David Miliband’s Blog.

The Schoolmaster, The Corsican and The Conspiracy Theorist…

May 1st, 2010 by Peter

Marshal Michel Ney

I was doing a little research for my present novel yesterday into Marshal Ney, just the usual stuff, and like all bad researchers I started with Wikipedia. I find it’s handy for getting an overview and then you can follow references and citations and links to verify facts and dig a little deeper. It was while reading that I stumbled across this gem:

One of the more colorful legends of Ney that grew up after his execution was that he had managed to escape to the United States. Proponents of this theory argue that Ney had Masonic  ties, including to the Duke of Wellington, who helped him fake his execution and flee abroad. According to this account, the soldiers in the firing squad put blood packets over his heart and then shot blanks at the Marshal. He was then smuggled to the United States and continued his life as a school teacher.

A man called Peter Stuart Ney arrived in the United States in 1816, and later taught school in North and South Carolina, including at Davidson College, where he designed the school seal still in use. He died in 1846, reportedly after uttering the final words, “Bessières is dead; the Old Guard is dead; now, please, let me die.” On his gravestone in Cleveland, North Carolina, at Third Creek Presbyterian Church on Third Creek Church Road, one will find the words “soldier of the French Revolution under Napoleon Bonaparte.”

Now, I’m not one of these people who goes around believing Elvis lives with JFK and two aliens in a rest home in area 51. (Princess Anastasia is the maid, I think.) Conspiracy theories have been around for many years and they’re generally so bizarre and stupid that they’re not worth a moment of your time. Let’s face it people only think Elvis lives because his fans had a hard time with the fact that their ‘king’ died on a toilet. This one, however, I rather enjoyed.

I don’t believe this to be true but then isn’t that the thing with theories? If you suspend your disbelief just slightly and open up your imagination a little then they’re not too much of a stretch.
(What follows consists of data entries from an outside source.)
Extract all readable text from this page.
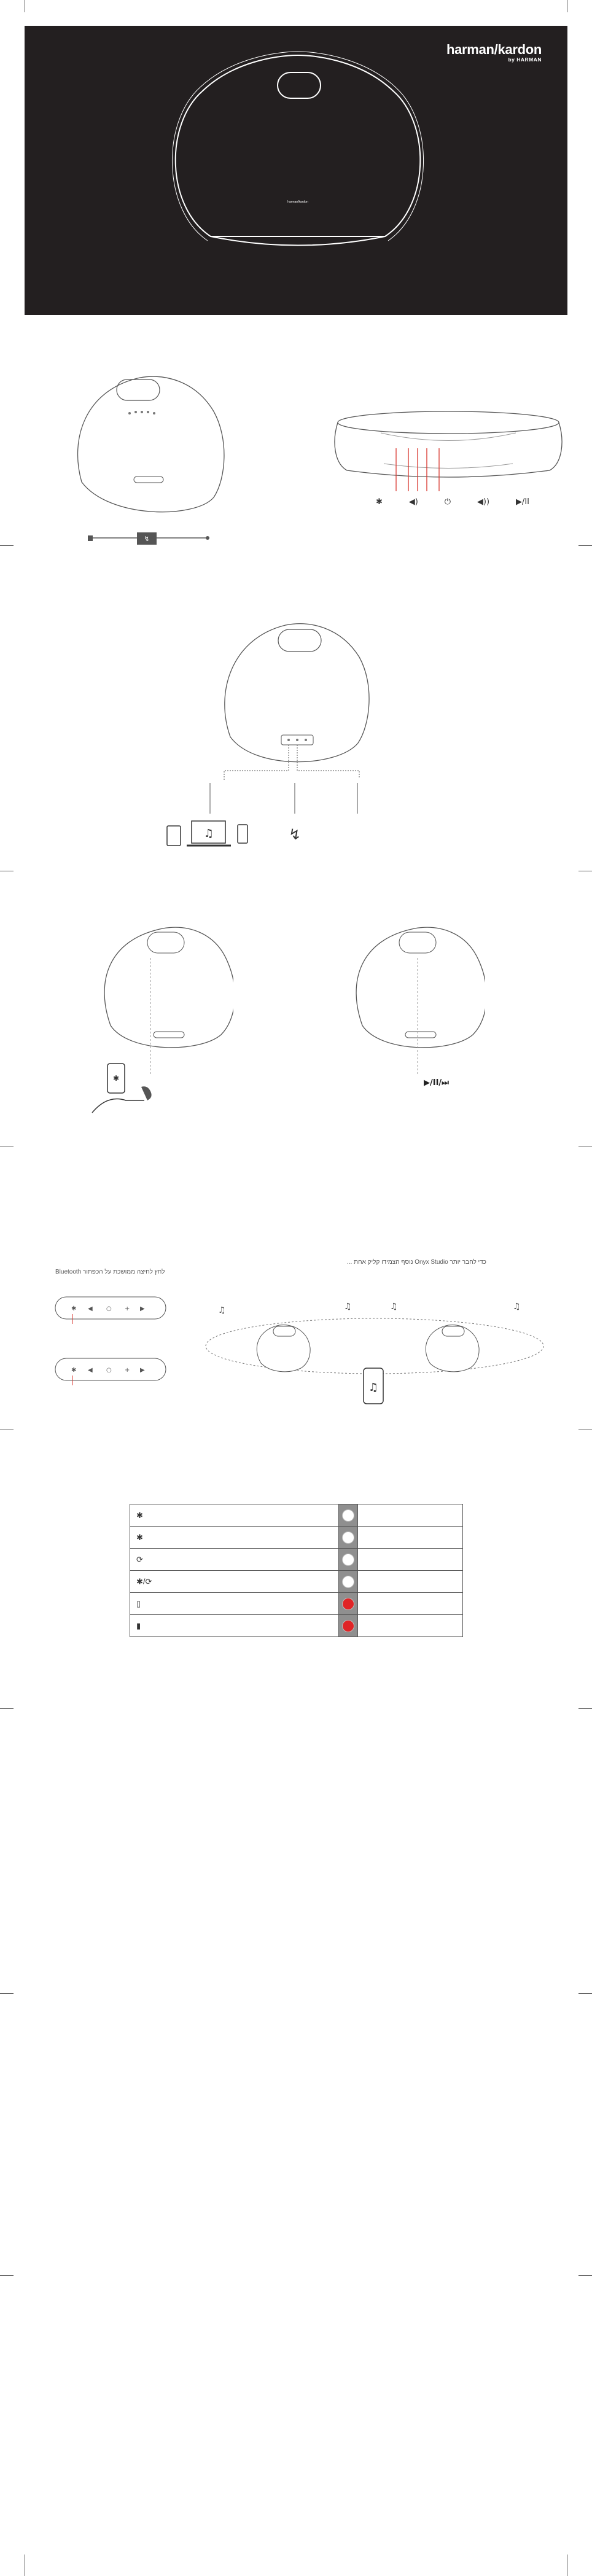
harman/kardon
by HARMAN
harman/kardon
↯
✱	◀)	⏻	◀))	▶/II
♫	↯
✱	▶/II/⏭
כדי לחבר יותר Onyx Studio נוסף הצמידו קליק אחת ...
לחץ לחיצה ממושכת על הכפתור Bluetooth
✱ ◀ ○ + ▶
✱ ◀ ○ + ▶
♫
♫	♫	♫	♫
✱		
✱		
⟳		
✱/⟳		
▯		
▮		
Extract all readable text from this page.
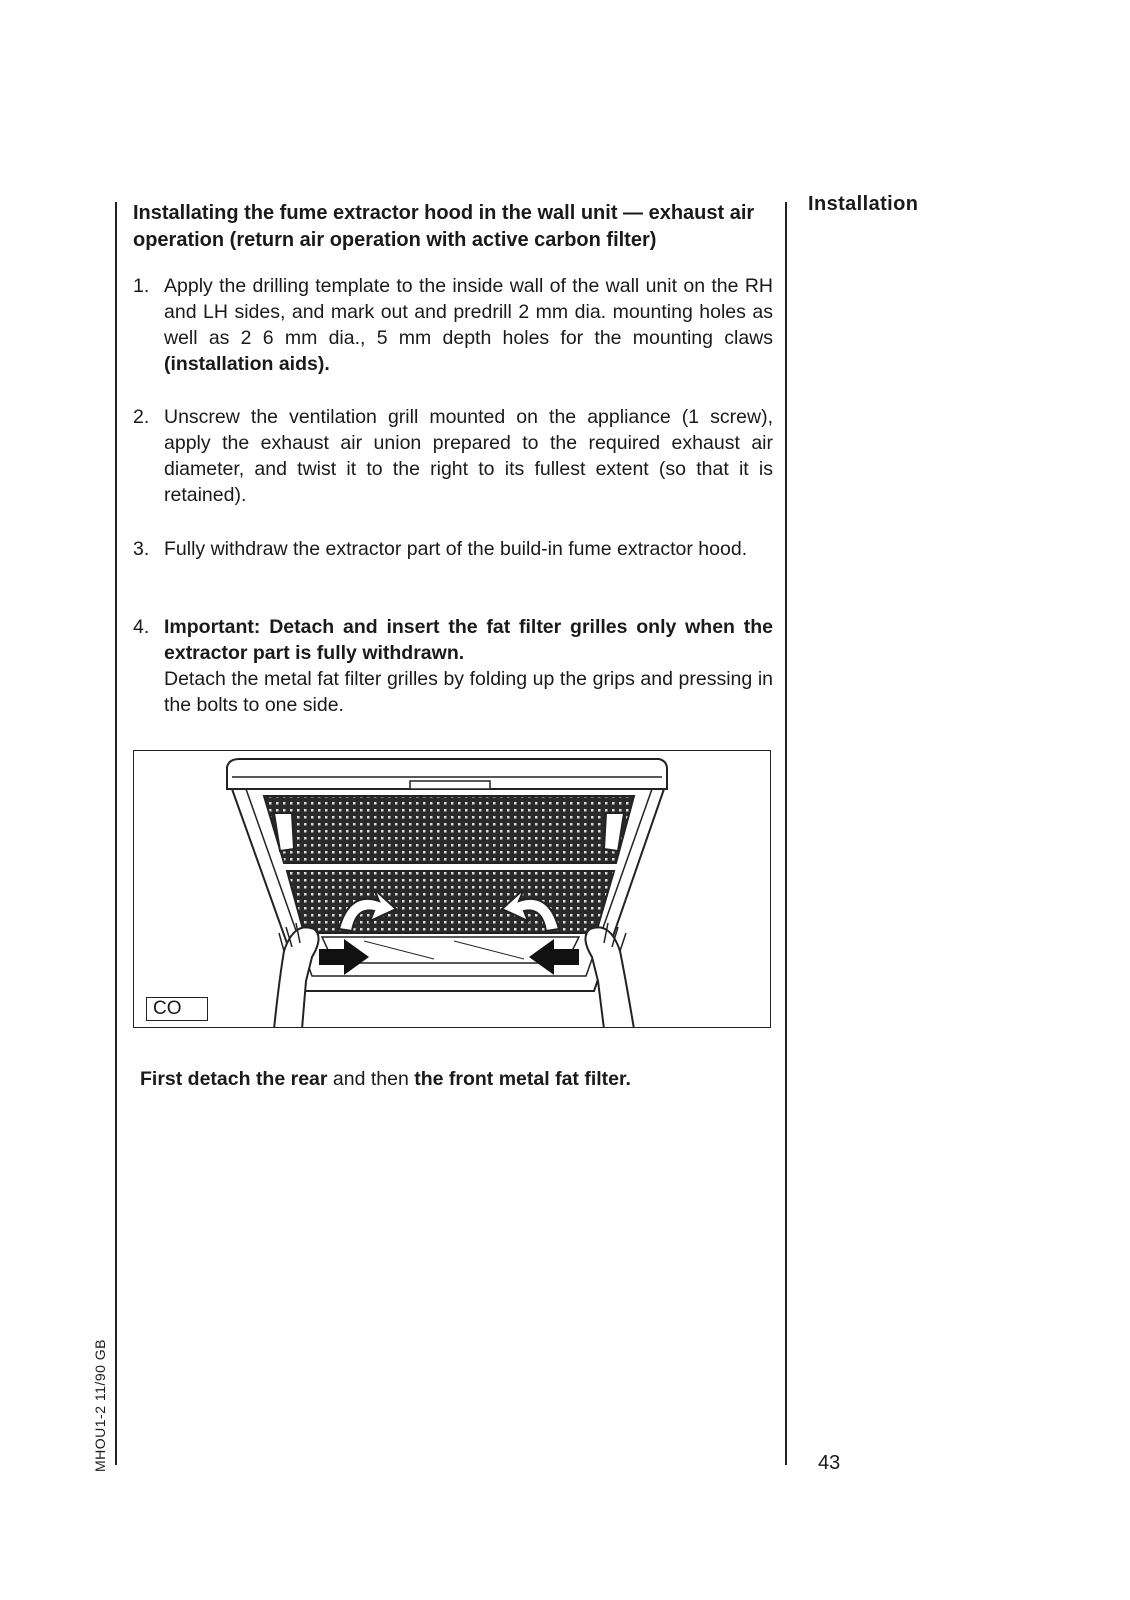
Installation
Installating the fume extractor hood in the wall unit — exhaust air operation (return air operation with active carbon filter)
1. Apply the drilling template to the inside wall of the wall unit on the RH and LH sides, and mark out and predrill 2 mm dia. mounting holes as well as 2 6 mm dia., 5 mm depth holes for the mounting claws (installation aids).
2. Unscrew the ventilation grill mounted on the appliance (1 screw), apply the exhaust air union prepared to the required exhaust air diameter, and twist it to the right to its fullest extent (so that it is retained).
3. Fully withdraw the extractor part of the build-in fume extractor hood.
4. Important: Detach and insert the fat filter grilles only when the extractor part is fully withdrawn.
Detach the metal fat filter grilles by folding up the grips and pressing in the bolts to one side.
CO
First detach the rear and then the front metal fat filter.
MHOU1-2 11/90 GB	43
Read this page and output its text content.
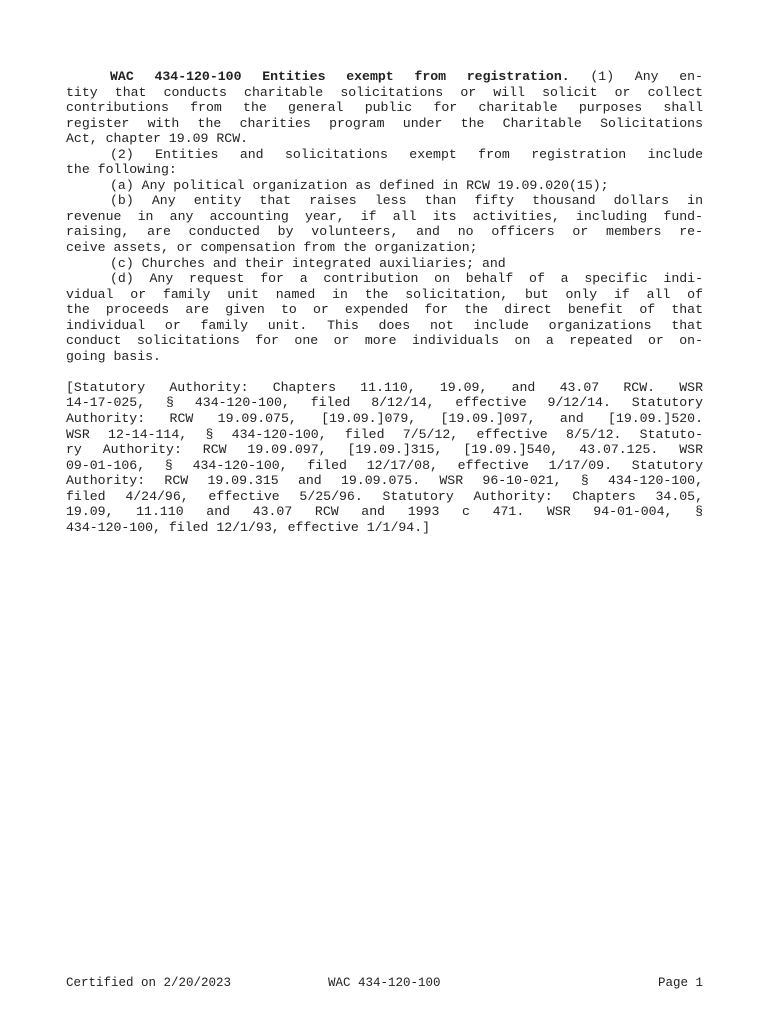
WAC 434-120-100 Entities exempt from registration. (1) Any en-
tity that conducts charitable solicitations or will solicit or collect
contributions from the general public for charitable purposes shall
register with the charities program under the Charitable Solicitations
Act, chapter 19.09 RCW.
(2) Entities and solicitations exempt from registration include
the following:
(a) Any political organization as defined in RCW 19.09.020(15);
(b) Any entity that raises less than fifty thousand dollars in
revenue in any accounting year, if all its activities, including fund-
raising, are conducted by volunteers, and no officers or members re-
ceive assets, or compensation from the organization;
(c) Churches and their integrated auxiliaries; and
(d) Any request for a contribution on behalf of a specific indi-
vidual or family unit named in the solicitation, but only if all of
the proceeds are given to or expended for the direct benefit of that
individual or family unit. This does not include organizations that
conduct solicitations for one or more individuals on a repeated or on-
going basis.
[Statutory Authority: Chapters 11.110, 19.09, and 43.07 RCW. WSR
14-17-025, § 434-120-100, filed 8/12/14, effective 9/12/14. Statutory
Authority: RCW 19.09.075, [19.09.]079, [19.09.]097, and [19.09.]520.
WSR 12-14-114, § 434-120-100, filed 7/5/12, effective 8/5/12. Statuto-
ry Authority: RCW 19.09.097, [19.09.]315, [19.09.]540, 43.07.125. WSR
09-01-106, § 434-120-100, filed 12/17/08, effective 1/17/09. Statutory
Authority: RCW 19.09.315 and 19.09.075. WSR 96-10-021, § 434-120-100,
filed 4/24/96, effective 5/25/96. Statutory Authority: Chapters 34.05,
19.09, 11.110 and 43.07 RCW and 1993 c 471. WSR 94-01-004, §
434-120-100, filed 12/1/93, effective 1/1/94.]
Certified on 2/20/2023	WAC 434-120-100	Page 1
There is something wonderful about the idea that the man Buonoparte dubbed ‘the bravest of the brave’, the man who fought tooth and nail as the rearguard on the retreat from Moscow in 1812, could end his days teaching students in Carolina while vaguely thinking of past glory.

Of course the real evidence is that he was tried for treason and on December 7th 1815 he was to be found in the Luxembourg Garden, Paris, refusing to wear a blindfold, and uttering the words: “Soldiers, when I give the command to fire, fire straight at my heart. Wait for the order. It will be my last to you. I protest against my condemnation. I have fought a hundred battles for France, and not one against her … Soldiers, Fire!” And somehow, that seems like quite an exit in itself.

A Translator’s Tale

April 29th, 2010 by Peter

There’s a very interesting piece on the Guardian website about translators being often overlooked. I’ve often wondered this myself, particularly when reading Tolstoy or Pushkin. Can I say I’ve ever really read Tolstoy? I’ve actually read Louise and Aylmer Maude. As a non-Russian speaker (Okay, I can manage “Hello, my name is Peter, how are you?” but then I get terribly lost and end up at “Goodbye” startlingly quickly.) how am I to know what a person’s writing style is like when it was written in another language with different grammatic conventions, nuances and styles. The work of the translator is to bring all those together in a translation that is both accurate to the original text but also faithful to the spirit of the work. I can’t even begin to imagine how such a feat is achieved. It’s impossible to under estimate how much we owe to good translation.

Literary to a tee?

April 3rd, 2010 by Peter

Los Angeles Times | Books | Literary T-shirts

There’s an interesting post on the Los Angeles Times book blog today about literary tee-shirts. My favourites come from Out of Print who do tees of classic book covers. I particularly like Moby Dick and 1984.  They’re $28 each and some of the proceeds from each shirt go towards helping literacy in Africa.